Piccolo consiglio: Per il lime in questo caso, ma per tutti gli agrumi in generale, prima di tagliarli per spremerli, sarebbe buona regola pressarli leggermente sul tavolo facendoli rotolare sotto il palmo della mano avanti e indietro. Ciò li ammorbidirà all’interno favorendo così facilità e resa della spremitura.
Varianti: Detto come dovrebbe essere preparata la ricetta originale del Mojito codificata dall’I.B.A. (International Bartenders Association), è doveroso, per questo cocktail più che mai vista la grande confusione e l’alone di mistero che lo avvolge al di fuori dei confini cubani, spendere due parole sulle molteplici varianti alla stessa. Tra queste, quella più popolare e diffusa qui da noi, è la variante europea, chiamata appunto “Mojito Europeo” o “Mojito Sbagliato”. Essa prevede che vengano messi sul fondo del bicchiere spicchi interi di lime e zucchero di canna grezzo (scuro) per essere pestellati, come in un vero e proprio mortaio, insieme alla menta. Di seguito si aggiunge ghiaccio tritato a colmare il bicchiere ed infine rum e acqua frizzante (oppure acqua tonica, o Sprite, o Seven Up). Tralasciando il grossolano errore tecnico che si commette (la menta non va mai pestata vigorosamente perché la rottura di foglie e gambi rilascia aromi amarognoli non gradevoli), questa preparazione ha come risultato un drink totalmente diverso dall’originale che perciò non può essere chiamato allo stesso modo. Tecnicamente, nel mondo del bartender, il drink così preparato andrebbe definito “Caipirissima alla menta” (da “Caipirinha” cocktail nazionale brasiliano che in seguito scopriremo), dove il rum sostituisce la cachaça, distillato popolare carioca.

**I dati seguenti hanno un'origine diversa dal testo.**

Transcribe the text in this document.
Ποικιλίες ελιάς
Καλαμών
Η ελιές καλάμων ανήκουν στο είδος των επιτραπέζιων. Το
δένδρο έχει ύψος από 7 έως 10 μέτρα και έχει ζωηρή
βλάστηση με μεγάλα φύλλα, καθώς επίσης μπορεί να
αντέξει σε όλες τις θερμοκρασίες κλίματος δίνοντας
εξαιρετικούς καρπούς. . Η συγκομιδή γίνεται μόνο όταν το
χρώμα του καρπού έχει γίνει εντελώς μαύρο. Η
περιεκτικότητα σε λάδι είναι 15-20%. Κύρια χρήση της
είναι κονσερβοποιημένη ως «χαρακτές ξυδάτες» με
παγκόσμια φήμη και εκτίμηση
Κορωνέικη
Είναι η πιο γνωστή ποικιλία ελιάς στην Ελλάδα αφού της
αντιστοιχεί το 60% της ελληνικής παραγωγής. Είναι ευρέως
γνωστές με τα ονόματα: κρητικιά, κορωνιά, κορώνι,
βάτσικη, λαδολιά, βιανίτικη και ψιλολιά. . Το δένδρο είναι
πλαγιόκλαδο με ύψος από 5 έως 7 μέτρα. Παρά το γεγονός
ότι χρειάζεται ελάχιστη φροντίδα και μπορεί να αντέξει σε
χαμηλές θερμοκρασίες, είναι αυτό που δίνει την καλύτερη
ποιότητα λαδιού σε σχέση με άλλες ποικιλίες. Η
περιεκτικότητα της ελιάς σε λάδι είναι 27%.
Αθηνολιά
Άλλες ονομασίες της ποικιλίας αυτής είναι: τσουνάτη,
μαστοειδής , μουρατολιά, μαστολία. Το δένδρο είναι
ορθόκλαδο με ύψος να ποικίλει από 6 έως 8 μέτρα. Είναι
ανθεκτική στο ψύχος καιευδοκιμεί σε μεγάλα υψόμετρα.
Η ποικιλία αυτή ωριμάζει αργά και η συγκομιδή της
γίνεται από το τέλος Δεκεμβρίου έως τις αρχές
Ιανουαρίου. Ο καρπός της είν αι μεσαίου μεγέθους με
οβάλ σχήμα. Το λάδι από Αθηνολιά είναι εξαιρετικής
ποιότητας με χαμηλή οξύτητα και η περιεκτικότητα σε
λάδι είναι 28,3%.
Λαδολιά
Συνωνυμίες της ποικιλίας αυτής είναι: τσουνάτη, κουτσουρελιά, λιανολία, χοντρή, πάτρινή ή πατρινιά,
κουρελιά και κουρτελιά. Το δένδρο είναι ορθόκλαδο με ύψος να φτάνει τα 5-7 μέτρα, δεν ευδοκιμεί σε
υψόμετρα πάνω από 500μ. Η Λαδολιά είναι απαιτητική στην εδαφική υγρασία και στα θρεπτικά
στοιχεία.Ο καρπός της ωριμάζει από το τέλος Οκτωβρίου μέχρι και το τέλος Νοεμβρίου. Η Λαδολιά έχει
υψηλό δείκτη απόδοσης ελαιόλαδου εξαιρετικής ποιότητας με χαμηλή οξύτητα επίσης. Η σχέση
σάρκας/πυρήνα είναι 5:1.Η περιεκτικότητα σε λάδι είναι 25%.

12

A tal proposito, per concludere, c’è da aggiungere che, da qualche anno a questa parte, da quando cioè il vero Mojito è stato codificato dall’organo internazionale dell’I.B.A. (International Bartenders Association) e perciò dovrebbe essere preparato in tutto il mondo nella versione originale, l’associazione di barman professionisti cubani chiamata “Club de Cantineros”, una delle più antiche del mondo, fondata già nel 1924, e da sempre rappresentata da figure professionali di alto spessore tra le più note ed apprezzate del settore a livello internazionale, si sta adoperando nelle maniere più disparate per diffondere, fuori dai propri confini, la storia, la cultura, la ricetta e la preparazione a regola d’arte del vero Mojito cubano. Quello di cui abbiamo raccontato.